= Norma Lyon =

American farmer and artist

Norma Duffield Stong "Duffy" Lyon (July 29, 1929 – June 26, 2011) was an American farmer and artist nicknamed The Butter Cow Lady. She was known for creating elaborate butter sculptures at the Iowa State Fair from 1960 until 2006, when she retired. She also produced sculptures on commission for politicians and celebrities, as well as for other state fairs.

==Early years==
Lyon was born in Nashville, Tennessee on July 29, 1929, the daughter of Benton J. Stong, a newspaper reporter, and his wife, Elsa. Her grandmother, Bertha Clark, was a founder of the Knoxville Symphony Orchestra, and her uncle, Phil Stong, wrote the book State Fair, which was later made into three movies and a stage musical.
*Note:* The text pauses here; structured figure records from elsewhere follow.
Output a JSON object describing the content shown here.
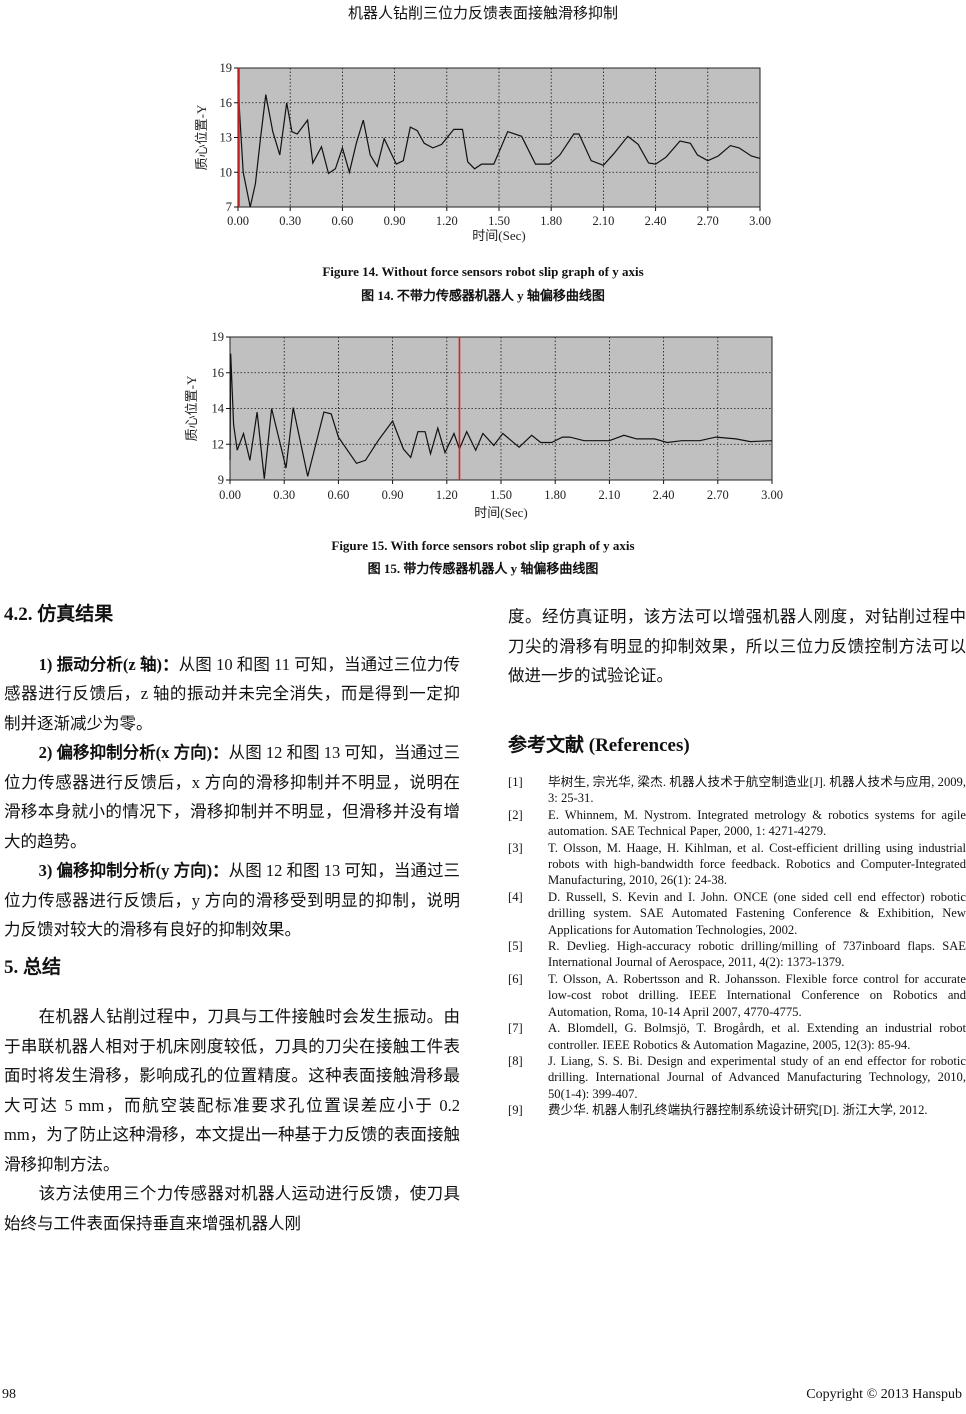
{
  "header": {
    "title": "机器人钻削三位力反馈表面接触滑移抑制"
  },
  "figures": [
    {
      "caption_en": "Figure 14. Without force sensors robot slip graph of y axis",
      "caption_cn": "图 14.  不带力传感器机器人 y 轴偏移曲线图"
    },
    {
      "caption_en": "Figure 15. With force sensors robot slip graph of y axis",
      "caption_cn": "图 15.  带力传感器机器人 y 轴偏移曲线图"
    }
  ],
  "chart_data": [
    {
      "type": "line",
      "xlabel": "时间(Sec)",
      "ylabel": "质心位置-Y",
      "xlim": [
        0,
        3.0
      ],
      "ylim": [
        7,
        19
      ],
      "x_ticks": [
        "0.00",
        "0.30",
        "0.60",
        "0.90",
        "1.20",
        "1.50",
        "1.80",
        "2.10",
        "2.40",
        "2.70",
        "3.00"
      ],
      "y_ticks": [
        "7",
        "10",
        "13",
        "16",
        "19"
      ],
      "grid": true,
      "background": "#c0c0c0",
      "line_color": "#111111",
      "marker_line": {
        "x": 0.0,
        "color": "#e02020"
      },
      "x": [
        0,
        0.01,
        0.03,
        0.07,
        0.1,
        0.13,
        0.16,
        0.2,
        0.24,
        0.28,
        0.31,
        0.34,
        0.4,
        0.43,
        0.48,
        0.52,
        0.56,
        0.6,
        0.64,
        0.68,
        0.72,
        0.76,
        0.8,
        0.84,
        0.91,
        0.95,
        0.99,
        1.03,
        1.07,
        1.12,
        1.17,
        1.24,
        1.29,
        1.32,
        1.36,
        1.4,
        1.47,
        1.55,
        1.63,
        1.71,
        1.79,
        1.85,
        1.93,
        1.96,
        2.03,
        2.1,
        2.16,
        2.24,
        2.3,
        2.36,
        2.4,
        2.46,
        2.54,
        2.6,
        2.64,
        2.7,
        2.76,
        2.83,
        2.88,
        2.95,
        3.0
      ],
      "y": [
        18,
        15,
        10,
        7,
        9,
        13,
        16.7,
        13.5,
        11.5,
        16,
        13.5,
        13.3,
        14.5,
        10.8,
        12.2,
        9.9,
        10.3,
        12.1,
        10,
        12.5,
        14.5,
        11.5,
        10.5,
        12.9,
        10.7,
        11,
        13.9,
        13.6,
        12.5,
        12.1,
        12.4,
        13.7,
        13.7,
        10.9,
        10.3,
        10.7,
        10.7,
        13.5,
        13.1,
        10.7,
        10.7,
        11.5,
        13.3,
        13.3,
        11,
        10.6,
        11.6,
        13.1,
        12.4,
        10.8,
        10.7,
        11.3,
        12.7,
        12.5,
        11.5,
        11,
        11.4,
        12.3,
        12.1,
        11.4,
        11.2
      ]
    },
    {
      "type": "line",
      "xlabel": "时间(Sec)",
      "ylabel": "质心位置-Y",
      "xlim": [
        0,
        3.0
      ],
      "ylim": [
        9,
        19
      ],
      "x_ticks": [
        "0.00",
        "0.30",
        "0.60",
        "0.90",
        "1.20",
        "1.50",
        "1.80",
        "2.10",
        "2.40",
        "2.70",
        "3.00"
      ],
      "y_ticks": [
        "9",
        "12",
        "14",
        "16",
        "19"
      ],
      "grid": true,
      "background": "#c0c0c0",
      "line_color": "#111111",
      "marker_line": {
        "x": 1.27,
        "color": "#e02020"
      },
      "x": [
        0,
        0.004,
        0.02,
        0.04,
        0.075,
        0.11,
        0.15,
        0.19,
        0.23,
        0.28,
        0.31,
        0.35,
        0.43,
        0.52,
        0.56,
        0.6,
        0.7,
        0.75,
        0.82,
        0.9,
        0.96,
        1.0,
        1.04,
        1.08,
        1.11,
        1.15,
        1.19,
        1.24,
        1.27,
        1.31,
        1.36,
        1.4,
        1.46,
        1.51,
        1.6,
        1.67,
        1.72,
        1.78,
        1.84,
        1.88,
        1.96,
        2.1,
        2.18,
        2.25,
        2.35,
        2.42,
        2.5,
        2.6,
        2.69,
        2.8,
        2.88,
        3.0
      ],
      "y": [
        10.65,
        17.6,
        13.1,
        11.5,
        12.6,
        10.65,
        13.8,
        9.1,
        14,
        11.9,
        10,
        14.05,
        9.3,
        13.8,
        13.7,
        12.4,
        10.4,
        10.65,
        12.2,
        13.3,
        11.6,
        10.9,
        12.7,
        12.7,
        11.2,
        12.9,
        11.3,
        12.6,
        11.6,
        12.7,
        11.5,
        12.6,
        11.9,
        12.6,
        11.75,
        12.5,
        12.1,
        12.1,
        12.4,
        12.4,
        12.2,
        12.2,
        12.5,
        12.3,
        12.3,
        12.1,
        12.2,
        12.2,
        12.4,
        12.3,
        12.15,
        12.2
      ]
    }
  ],
  "left": {
    "sec42": "4.2.  仿真结果",
    "p1_lead": "1)  振动分析(z 轴)：",
    "p1": "从图 10 和图 11 可知，当通过三位力传感器进行反馈后，z 轴的振动并未完全消失，而是得到一定抑制并逐渐减少为零。",
    "p2_lead": "2)  偏移抑制分析(x 方向)：",
    "p2": "从图 12 和图 13 可知，当通过三位力传感器进行反馈后，x 方向的滑移抑制并不明显，说明在滑移本身就小的情况下，滑移抑制并不明显，但滑移并没有增大的趋势。",
    "p3_lead": "3)  偏移抑制分析(y 方向)：",
    "p3": "从图 12 和图 13 可知，当通过三位力传感器进行反馈后，y 方向的滑移受到明显的抑制，说明力反馈对较大的滑移有良好的抑制效果。",
    "sec5": "5.  总结",
    "p4": "在机器人钻削过程中，刀具与工件接触时会发生振动。由于串联机器人相对于机床刚度较低，刀具的刀尖在接触工件表面时将发生滑移，影响成孔的位置精度。这种表面接触滑移最大可达 5 mm，而航空装配标准要求孔位置误差应小于 0.2 mm，为了防止这种滑移，本文提出一种基于力反馈的表面接触滑移抑制方法。",
    "p5": "该方法使用三个力传感器对机器人运动进行反馈，使刀具始终与工件表面保持垂直来增强机器人刚"
  },
  "right": {
    "p5_cont": "度。经仿真证明，该方法可以增强机器人刚度，对钻削过程中刀尖的滑移有明显的抑制效果，所以三位力反馈控制方法可以做进一步的试验论证。",
    "refs_title": "参考文献  (References)",
    "refs": [
      {
        "n": "[1]",
        "t": "毕树生, 宗光华, 梁杰. 机器人技术于航空制造业[J]. 机器人技术与应用, 2009, 3: 25-31."
      },
      {
        "n": "[2]",
        "t": "E. Whinnem, M. Nystrom. Integrated metrology & robotics systems for agile automation. SAE Technical Paper, 2000, 1: 4271-4279."
      },
      {
        "n": "[3]",
        "t": "T. Olsson, M. Haage, H. Kihlman, et al. Cost-efficient drilling using industrial robots with high-bandwidth force feedback. Robotics and Computer-Integrated Manufacturing, 2010, 26(1): 24-38."
      },
      {
        "n": "[4]",
        "t": "D. Russell, S. Kevin and I. John. ONCE (one sided cell end effector) robotic drilling system. SAE Automated Fastening Conference & Exhibition, New Applications for Automation Technologies, 2002."
      },
      {
        "n": "[5]",
        "t": "R. Devlieg. High-accuracy robotic drilling/milling of 737inboard flaps. SAE International Journal of Aerospace, 2011, 4(2): 1373-1379."
      },
      {
        "n": "[6]",
        "t": "T. Olsson, A. Robertsson and R. Johansson. Flexible force control for accurate low-cost robot drilling. IEEE International Conference on Robotics and Automation, Roma, 10-14 April 2007, 4770-4775."
      },
      {
        "n": "[7]",
        "t": "A. Blomdell, G. Bolmsjö, T. Brogårdh, et al. Extending an industrial robot controller. IEEE Robotics & Automation Magazine, 2005, 12(3): 85-94."
      },
      {
        "n": "[8]",
        "t": "J. Liang, S. S. Bi. Design and experimental study of an end effector for robotic drilling. International Journal of Advanced Manufacturing Technology, 2010, 50(1-4): 399-407."
      },
      {
        "n": "[9]",
        "t": "费少华. 机器人制孔终端执行器控制系统设计研究[D]. 浙江大学, 2012."
      }
    ]
  },
  "footer": {
    "page": "98",
    "copyright": "Copyright © 2013 Hanspub"
  }
}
She studied animal science at Iowa State University, because they did not allow women in their Veterinary Sciences program at the time. There she trained in sculpture with artist Christian Petersen.

==Family==
She married Gaylord "Joe" Lyon on July 22, 1950, in Ames, Iowa, and they moved to Toledo, Iowa, to run their dairy farm, Lyon Jerseys. The couple had nine children.

==Career==
In 1960, she took over the Iowa State Fair butter cow creation, a tradition since 1911. She later expanded to creating other sculptures, including Garth Brooks, Elvis Presley, John Wayne, Peanuts characters, a Harley-Davidson motorcycle, American Gothic by Grant Wood and the Last Supper. She also made busts of Katie Couric, Matt Lauer, Barack Obama and a cheese bust of David Letterman.

Lyon appeared on To Tell the Truth in 1963, and was correctly identified as the Butter Cow Lady by two of the panelists, Kitty Carlisle and Tom Poston. She later appeared on Late Night with David Letterman with a cow carved from cheese. She was the subject of a 2002 book, The Butter Cow Lady, written by Brenda Mickle.

==Death==
On June 26, 2011, she died of a stroke in Marshalltown, Iowa, age 81. She was survived by a large extended family, including her husband, nine children, 23 grandchildren, and five great-grandchildren.